If it is found that the software did breach EU Regulations, and that the emissions of the affected cars are higher than advertised, Volkswagen and any other car manufacturers implicated could face a number of litigation and regulatory risks in the UK. These could include:

  • Consumer, rental and dealership claims. Consumers who purchased cars fitted with the software could bring claims, or even a class action by way of a Group Litigation Order, against their car manufacturer. Claims might include compensation for any depreciation in the value of the vehicle, any increase in road tax rates and increased fuel consumption under a number of heads of claim including breach of contract and fraudulent misrepresentation. Other groups, such as car rental companies and car dealerships could also bring similar claims.
  • Regulatory investigations and fines. Car manufacturers could be subject to regulatory investigations, both in the UK and on European level, which could result in significant fines, or even criminal prosecution. US regulators have suggested that Volkswagen could face fines of $18 billion. Even if there is not found to be a regulatory breach, it is possible that manufacturers could face claims based on misrepresentation on the basis that consumers bought vehicles in reliance on false or misleading information.
  • Conspiracy or cartel claims. The Vehicle Certification Agency, the UK emissions regulator, is currently undertaking an inquiry into car emissions and testing, and has also called on the European Commission to carry out a Europe-wide investigation into the industry. If it is found that other car manufacturers have, in consultation with one another, used similar software to bypass emissions tests, these manufacturers could face conspiracy or cartel claims.
  • Corporate governance and shareholder claims. Share prices may be affected – Volkswagen has seen a 30% slump in its share price – which may give rise to shareholders claiming compensation for their loss. Directors could also face claims and investigations if it is found they were aware, or should have been aware, of the issue.
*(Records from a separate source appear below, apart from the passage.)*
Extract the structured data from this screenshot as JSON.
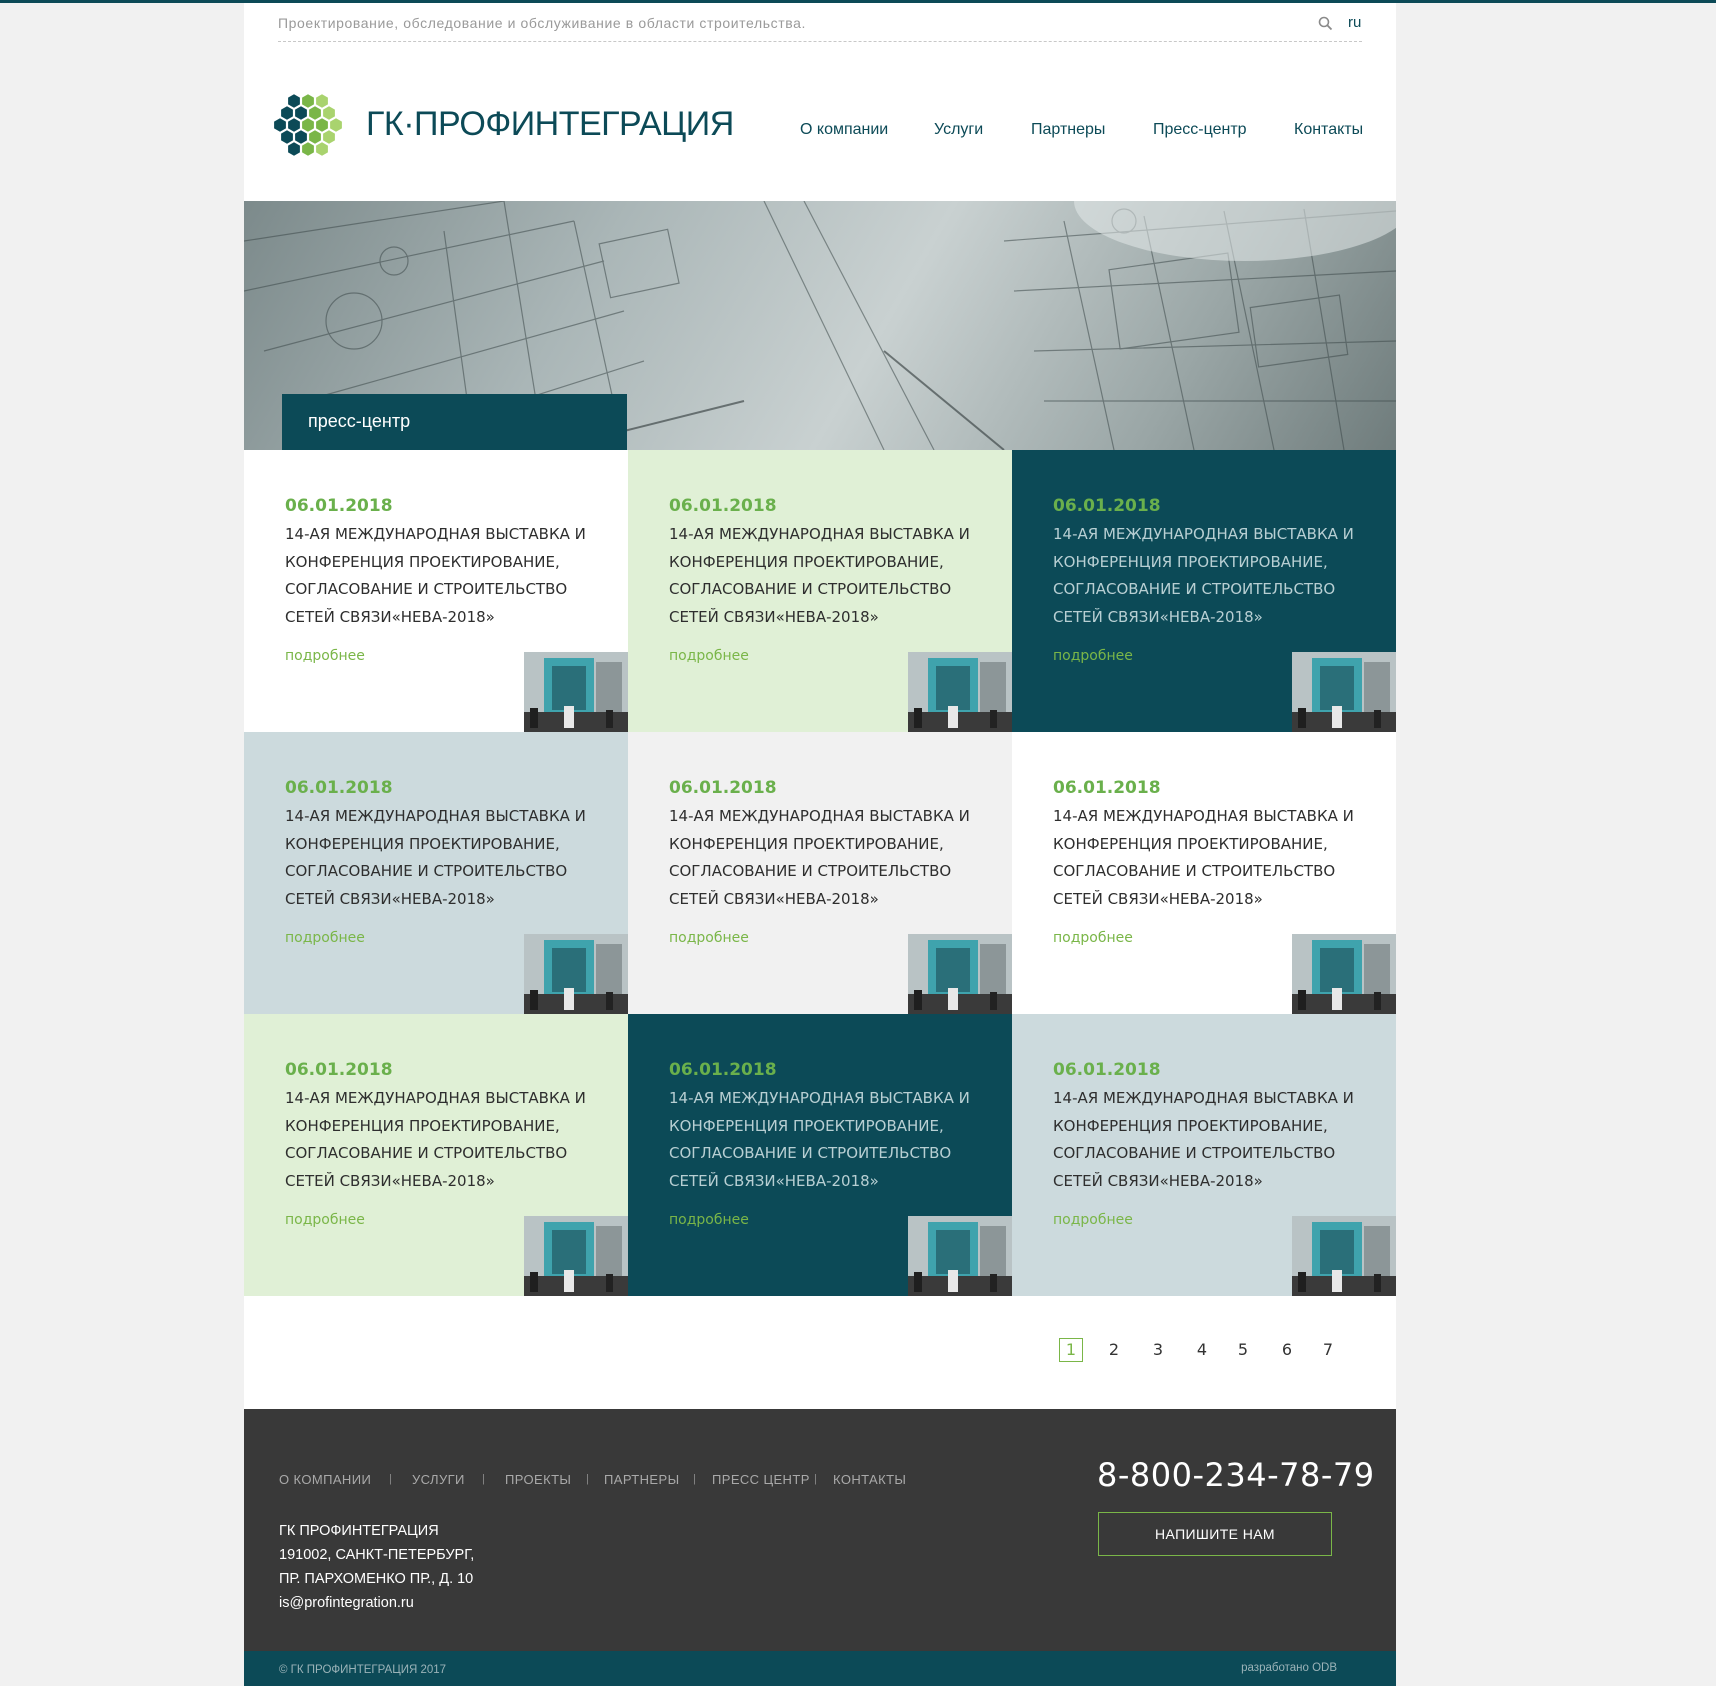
{
  "topbar": {
    "tagline": "Проектирование, обследование и обслуживание в области строительства.",
    "search_icon": "search-icon",
    "lang": "ru"
  },
  "header": {
    "logo_text": "ГК·ПРОФИНТЕГРАЦИЯ",
    "nav": [
      "О компании",
      "Услуги",
      "Партнеры",
      "Пресс-центр",
      "Контакты"
    ]
  },
  "hero": {
    "label": "пресс-центр"
  },
  "news": [
    {
      "date": "06.01.2018",
      "title": "14-АЯ МЕЖДУНАРОДНАЯ ВЫСТАВКА И КОНФЕРЕНЦИЯ ПРОЕКТИРОВАНИЕ, СОГЛАСОВАНИЕ И СТРОИТЕЛЬСТВО СЕТЕЙ СВЯЗИ«НЕВА-2018»",
      "more": "подробнее"
    },
    {
      "date": "06.01.2018",
      "title": "14-АЯ МЕЖДУНАРОДНАЯ ВЫСТАВКА И КОНФЕРЕНЦИЯ ПРОЕКТИРОВАНИЕ, СОГЛАСОВАНИЕ И СТРОИТЕЛЬСТВО СЕТЕЙ СВЯЗИ«НЕВА-2018»",
      "more": "подробнее"
    },
    {
      "date": "06.01.2018",
      "title": "14-АЯ МЕЖДУНАРОДНАЯ ВЫСТАВКА И КОНФЕРЕНЦИЯ ПРОЕКТИРОВАНИЕ, СОГЛАСОВАНИЕ И СТРОИТЕЛЬСТВО СЕТЕЙ СВЯЗИ«НЕВА-2018»",
      "more": "подробнее"
    },
    {
      "date": "06.01.2018",
      "title": "14-АЯ МЕЖДУНАРОДНАЯ ВЫСТАВКА И КОНФЕРЕНЦИЯ ПРОЕКТИРОВАНИЕ, СОГЛАСОВАНИЕ И СТРОИТЕЛЬСТВО СЕТЕЙ СВЯЗИ«НЕВА-2018»",
      "more": "подробнее"
    },
    {
      "date": "06.01.2018",
      "title": "14-АЯ МЕЖДУНАРОДНАЯ ВЫСТАВКА И КОНФЕРЕНЦИЯ ПРОЕКТИРОВАНИЕ, СОГЛАСОВАНИЕ И СТРОИТЕЛЬСТВО СЕТЕЙ СВЯЗИ«НЕВА-2018»",
      "more": "подробнее"
    },
    {
      "date": "06.01.2018",
      "title": "14-АЯ МЕЖДУНАРОДНАЯ ВЫСТАВКА И КОНФЕРЕНЦИЯ ПРОЕКТИРОВАНИЕ, СОГЛАСОВАНИЕ И СТРОИТЕЛЬСТВО СЕТЕЙ СВЯЗИ«НЕВА-2018»",
      "more": "подробнее"
    },
    {
      "date": "06.01.2018",
      "title": "14-АЯ МЕЖДУНАРОДНАЯ ВЫСТАВКА И КОНФЕРЕНЦИЯ ПРОЕКТИРОВАНИЕ, СОГЛАСОВАНИЕ И СТРОИТЕЛЬСТВО СЕТЕЙ СВЯЗИ«НЕВА-2018»",
      "more": "подробнее"
    },
    {
      "date": "06.01.2018",
      "title": "14-АЯ МЕЖДУНАРОДНАЯ ВЫСТАВКА И КОНФЕРЕНЦИЯ ПРОЕКТИРОВАНИЕ, СОГЛАСОВАНИЕ И СТРОИТЕЛЬСТВО СЕТЕЙ СВЯЗИ«НЕВА-2018»",
      "more": "подробнее"
    },
    {
      "date": "06.01.2018",
      "title": "14-АЯ МЕЖДУНАРОДНАЯ ВЫСТАВКА И КОНФЕРЕНЦИЯ ПРОЕКТИРОВАНИЕ, СОГЛАСОВАНИЕ И СТРОИТЕЛЬСТВО СЕТЕЙ СВЯЗИ«НЕВА-2018»",
      "more": "подробнее"
    }
  ],
  "pagination": {
    "pages": [
      "1",
      "2",
      "3",
      "4",
      "5",
      "6",
      "7"
    ],
    "current": "1"
  },
  "footer": {
    "nav": [
      "О КОМПАНИИ",
      "УСЛУГИ",
      "ПРОЕКТЫ",
      "ПАРТНЕРЫ",
      "ПРЕСС ЦЕНТР",
      "КОНТАКТЫ"
    ],
    "separator": "|",
    "address": [
      "ГК ПРОФИНТЕГРАЦИЯ",
      "191002, САНКТ-ПЕТЕРБУРГ,",
      "ПР. ПАРХОМЕНКО ПР., Д. 10",
      "is@profintegration.ru"
    ],
    "phone": "8-800-234-78-79",
    "write_us": "НАПИШИТЕ НАМ",
    "copyright": "© ГК ПРОФИНТЕГРАЦИЯ 2017",
    "developer": "разработано ODB"
  },
  "colors": {
    "accent_dark": "#0c4a57",
    "accent_green": "#7ab648",
    "date_green": "#6ab04c",
    "card_light_green": "#e0f0d6",
    "card_gray_blue": "#ccdadd",
    "card_light_gray": "#f1f1f1",
    "footer_bg": "#393939"
  }
}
What might happen in the meantime?

There is some speculation that these events will trigger whistle blowers to come forward at other car manufacturers. From our experience advising global financial institutions on media and reputational management following whistleblowing by former employees, organisations facing similar issues should have regard to the following factors.

  • Establishing a core team. As anyone who has worked in a large organisation will appreciate, it is often difficult to understand the priorities of different areas of the business. Decisions need to be made quickly with input a variety of sources. At the outset, it is important to establish a core team consisting of internal and external legal counsel, senior public relations personnel, and key figures from the relevant departments.
  • Investigating the issues. It may be that the organisation was not aware of the issues prior to the story breaking in the press. In any event, the keys facts must be gathered so that the organisation can decide on its strategy for dealing with the crisis. In the longer term, it is likely that a detailed investigation by external legal counsel will be required.
  • Managing the crisis and public perception. The core team should establish a strategy for dealing with the media and any applicable regulators.   It is vital that a proactive rather than a reactive approach is taken with the media, so that key messages can be conveyed in a positive manner and so that the organisation can get in front of the crisis. In our experience, a strong relationship with the media is vital to ensure that the facts are correctly conveyed. The relationship between the media and the public is circular; public interest in the crisis will be high and it is important that the organisation responds in a manner that is consistent with its public relations strategy.
  • Litigation and regulatory risk. Strong regard should be had to possible future litigation. The willingness to acknowledge its role in the crisis must be balanced against the need to protect an organisation’s position against possible claims by consumers and regulators, at least until a full investigation has been completed.